No pasa un solo día sin que me pregunte: ¿aún dura la lucha en
Venezuela? Se que, cuantos estáis leyendo ahora esto pensáis lo mismo.
Ya es demasiado, no se puede continuar, nada parece cambia,. es como si
todo cayese en una espiral, en un desorden; sin embargo ahora más que
nunca, es necesario hablar de luces en vez de sombras; ahora más que
nunca, debemos dar esperanza a los días que amanecen envueltos en la
bruma de la desesperación; pero... ¿cómo hacerlo?
Busquemos
entre la masa amorfa que camina por la calle sin rumbo fijo, mirando sin
ver, buscando respuestas a preguntaos que nadie ha hecho, en medio de
esa "amalgama" de sueños fallidos, alguien alzó la voz, escapó de la
siniestra estructura pétrea en la que Cuba encerró a Venezuela. Lo hizo
con gesto vigoroso y acento nuevo, con ilusión renovada, con fe y
sacrificio. Los jóvenes en Venezuela dijeron BASTA, y eso se traduce en
lenta lucha, con dolor y muerte, pero también con victoria que se
vislumbra en medio de la tediosa oscuridad. Ahí es dónde conduce
el grito frenético de los que creían no tener voz; ahí se encuentra la
salida, hasta ahora oculta en la trampa castro-comunista; ahí se reúnen
las voluntades inquebrantables de quienes dieron vida y sangre en nombre
de la Libertad.
Los jóvenes liberaran al fin la nueva Venezuela,
son ellos quienes recogen el testigo de la justicia, lo rescatan del
suelo embarrado por la iniquidad humana, por el comercio del alma. ¿Es
así cómo debe ser? preguntan quienes hoy lloran a sus hijos, quienes han
dejado de creer en la lucha de la juventud heredera del espíritu de
Bolívar, del espíritu libertador que sustenta la grandeza de vuestra
patria.
¿Qué respuesta se le puede dar a esa madre, a ese padre, a
esa hermana, que a partir de una fecha, marcada en su alma con impactos
de bala , sabe que nunca volverá a ver a su ser más querido?. No hay
respuesta posible, sólo incertidumbre, sólo dolor, sólo desesperación.

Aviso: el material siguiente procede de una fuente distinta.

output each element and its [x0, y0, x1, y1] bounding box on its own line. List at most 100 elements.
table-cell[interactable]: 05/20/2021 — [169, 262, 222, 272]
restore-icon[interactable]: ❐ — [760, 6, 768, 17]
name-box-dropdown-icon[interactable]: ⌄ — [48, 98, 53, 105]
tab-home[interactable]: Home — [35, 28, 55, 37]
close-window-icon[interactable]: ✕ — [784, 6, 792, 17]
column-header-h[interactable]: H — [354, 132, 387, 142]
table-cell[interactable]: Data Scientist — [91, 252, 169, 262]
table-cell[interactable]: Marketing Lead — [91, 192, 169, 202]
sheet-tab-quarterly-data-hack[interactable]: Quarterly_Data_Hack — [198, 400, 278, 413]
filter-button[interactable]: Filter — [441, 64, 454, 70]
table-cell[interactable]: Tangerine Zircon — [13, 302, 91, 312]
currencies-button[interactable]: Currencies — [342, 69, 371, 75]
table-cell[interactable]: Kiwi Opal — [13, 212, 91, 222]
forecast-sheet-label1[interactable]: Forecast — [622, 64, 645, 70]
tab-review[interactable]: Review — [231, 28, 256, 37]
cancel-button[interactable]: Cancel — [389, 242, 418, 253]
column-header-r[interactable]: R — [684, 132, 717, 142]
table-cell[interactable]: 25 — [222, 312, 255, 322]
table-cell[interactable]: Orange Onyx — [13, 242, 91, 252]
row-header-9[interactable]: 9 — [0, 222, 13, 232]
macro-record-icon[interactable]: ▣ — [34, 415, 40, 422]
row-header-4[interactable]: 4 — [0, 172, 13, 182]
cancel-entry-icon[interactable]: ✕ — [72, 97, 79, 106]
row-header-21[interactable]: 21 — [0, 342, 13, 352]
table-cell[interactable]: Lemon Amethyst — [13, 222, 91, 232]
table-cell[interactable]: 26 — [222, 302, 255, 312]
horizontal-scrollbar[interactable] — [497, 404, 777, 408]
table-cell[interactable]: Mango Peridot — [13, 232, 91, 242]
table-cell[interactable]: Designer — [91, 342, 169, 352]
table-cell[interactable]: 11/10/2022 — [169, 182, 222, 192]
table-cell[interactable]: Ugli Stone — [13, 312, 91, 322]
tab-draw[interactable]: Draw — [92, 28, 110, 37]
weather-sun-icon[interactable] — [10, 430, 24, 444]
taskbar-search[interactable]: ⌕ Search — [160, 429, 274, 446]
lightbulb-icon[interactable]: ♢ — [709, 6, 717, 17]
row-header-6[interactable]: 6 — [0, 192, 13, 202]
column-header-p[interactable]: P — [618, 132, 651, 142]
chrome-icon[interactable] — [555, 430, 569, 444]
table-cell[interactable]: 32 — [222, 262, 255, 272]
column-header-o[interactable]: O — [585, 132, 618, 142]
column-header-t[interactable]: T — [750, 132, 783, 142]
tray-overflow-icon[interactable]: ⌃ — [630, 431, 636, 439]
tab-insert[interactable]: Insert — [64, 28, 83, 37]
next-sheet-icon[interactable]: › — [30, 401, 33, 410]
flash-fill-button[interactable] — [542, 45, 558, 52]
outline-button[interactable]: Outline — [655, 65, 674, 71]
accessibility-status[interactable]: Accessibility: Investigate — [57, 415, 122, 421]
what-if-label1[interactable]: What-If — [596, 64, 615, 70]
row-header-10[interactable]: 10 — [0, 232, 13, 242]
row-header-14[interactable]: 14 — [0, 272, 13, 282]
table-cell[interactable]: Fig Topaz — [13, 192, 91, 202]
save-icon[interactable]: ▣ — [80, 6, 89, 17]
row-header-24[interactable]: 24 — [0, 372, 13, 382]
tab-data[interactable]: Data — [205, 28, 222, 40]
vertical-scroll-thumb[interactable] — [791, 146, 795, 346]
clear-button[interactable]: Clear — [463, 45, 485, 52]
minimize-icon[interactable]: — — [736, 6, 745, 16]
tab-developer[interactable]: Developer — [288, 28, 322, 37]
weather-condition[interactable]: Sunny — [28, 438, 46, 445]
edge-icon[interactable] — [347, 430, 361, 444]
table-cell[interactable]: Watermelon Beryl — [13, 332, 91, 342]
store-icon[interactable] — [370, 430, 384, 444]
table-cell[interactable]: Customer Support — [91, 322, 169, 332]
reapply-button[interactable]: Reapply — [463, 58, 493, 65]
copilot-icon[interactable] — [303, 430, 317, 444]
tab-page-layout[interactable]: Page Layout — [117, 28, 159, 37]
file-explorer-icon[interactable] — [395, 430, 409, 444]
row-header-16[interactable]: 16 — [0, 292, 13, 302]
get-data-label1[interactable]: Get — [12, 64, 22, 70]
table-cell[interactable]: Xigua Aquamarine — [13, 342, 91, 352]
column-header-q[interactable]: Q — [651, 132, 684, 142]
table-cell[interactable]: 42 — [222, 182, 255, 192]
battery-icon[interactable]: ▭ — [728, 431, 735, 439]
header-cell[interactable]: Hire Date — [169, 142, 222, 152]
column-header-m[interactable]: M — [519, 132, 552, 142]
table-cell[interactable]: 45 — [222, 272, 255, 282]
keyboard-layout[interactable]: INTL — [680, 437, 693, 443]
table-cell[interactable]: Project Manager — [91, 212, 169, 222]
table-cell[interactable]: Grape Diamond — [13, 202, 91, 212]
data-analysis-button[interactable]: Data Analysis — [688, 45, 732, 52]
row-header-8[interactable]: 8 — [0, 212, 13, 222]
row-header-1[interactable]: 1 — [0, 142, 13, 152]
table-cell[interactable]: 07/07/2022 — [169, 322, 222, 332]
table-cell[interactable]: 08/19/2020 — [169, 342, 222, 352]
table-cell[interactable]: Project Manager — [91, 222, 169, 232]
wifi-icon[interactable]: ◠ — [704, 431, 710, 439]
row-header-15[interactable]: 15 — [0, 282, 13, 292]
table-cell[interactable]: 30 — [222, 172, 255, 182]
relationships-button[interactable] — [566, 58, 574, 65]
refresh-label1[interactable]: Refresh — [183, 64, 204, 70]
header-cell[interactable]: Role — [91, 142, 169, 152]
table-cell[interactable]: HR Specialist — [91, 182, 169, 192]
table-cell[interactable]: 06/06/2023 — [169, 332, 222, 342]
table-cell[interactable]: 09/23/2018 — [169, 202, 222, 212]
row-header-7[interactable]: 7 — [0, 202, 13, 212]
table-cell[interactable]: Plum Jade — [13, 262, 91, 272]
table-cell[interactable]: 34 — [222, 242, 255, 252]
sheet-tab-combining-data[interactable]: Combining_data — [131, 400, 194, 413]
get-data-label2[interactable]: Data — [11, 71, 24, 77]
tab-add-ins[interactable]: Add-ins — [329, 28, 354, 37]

En tan terribles circunstancias no existe ningún oro camino. El coste
de una sóla vida resulta demasiado alto, no queda otra opción ya es
tarde para el retorno; por eso sigue camnando, mi amada Venezuela, sigue
mirando al frente, hacia esa luz que en la que crees; no queda mucho
para que todo termine; para que tus niños vuelvan a jugar en las calles
seguras y tranquilas, bañadas por la serena luz de la tarde; para que tu
dolor sea un necesario recuerdo y tu victoria un glorioso presente.